Quem possui um smartphone pode utilizar o programa astronômico Google Skymap, que proporciona uma orientação geral do céu e uma série de DSOs

No dia 18 de janeiro de 2014, os integrantes do GPAA , com o auxílio de cartas celestes de estrelas variáveis acessadas com um smartphone, puderam observar quatro estrelas variáveis na região de Orion.
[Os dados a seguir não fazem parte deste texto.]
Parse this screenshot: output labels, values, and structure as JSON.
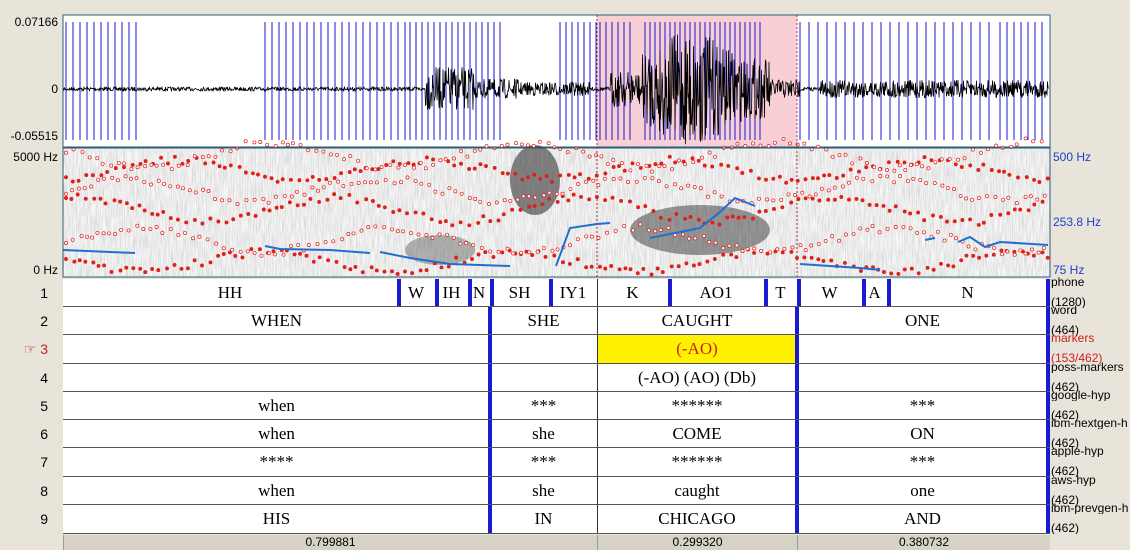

Coragem! Cada passo em frente nos leva mais perto da meta, e, se não podemos
alcançá-la, podemos, pelo menos, trabalhar para que a posteridade não nos
censure por termos sido inertes, ou diga que nem ao menos fizemos um esforço
para suavizar o caminho para eles.
– Friedrich Argelander (1844)
O “pai” da astronomia de estrelas variáveis
- As estrelas variáveis podem se dividir na seguinte tabela:
O General Catalogue of Variable Stars classifica as estrelas variáveis em seis classes distintas, de acordo com as razões causadoras da variabilidade observada:
- variáveis eruptivas
- variáveis pulsantes
- variáveis rotacionais
- variáveis cataclísmicas, explosivas, ou do tipo-Nova
- sistemas binários eclipsantes
- sistemas binários com fontes intensas de raios-X
Variáveis eruptivas
A luminosidade dessas estrelas é causada por erupções e outros processos violentos que ocorrem em suas cromosferas e coronas. As mudanças na luminosidade são frequentemente acompanhadas pela ejeção de matéria na forma de vento estelar de intensidade variável e/ou por interação com a matéria do meio interestelar circundante. São tipos de estrelas eruptivas U Geminorum , estrelas de rápidas erupções, podendo aumentar sua luminosidade em 5 magnitudes durante uma noite e o tipo R Coronae Borealis que possui diminuição de luminosidades súbita e irregulares, são ricas em carbono e pobres em hidrogênio.
Variáveis pulsantes
Nessas estrelas a variabilidade decorre da expansão e contração de suas camadas superficiais. As pulsações podem ser radiais ou não radiais. As pulsações modulam a luminosidade da estrela, causando variações periódicas ou semi-periódicas em escalas de tempo que podem variar de alguns minutos ou horas até algumas dezenas de anos ou séculos.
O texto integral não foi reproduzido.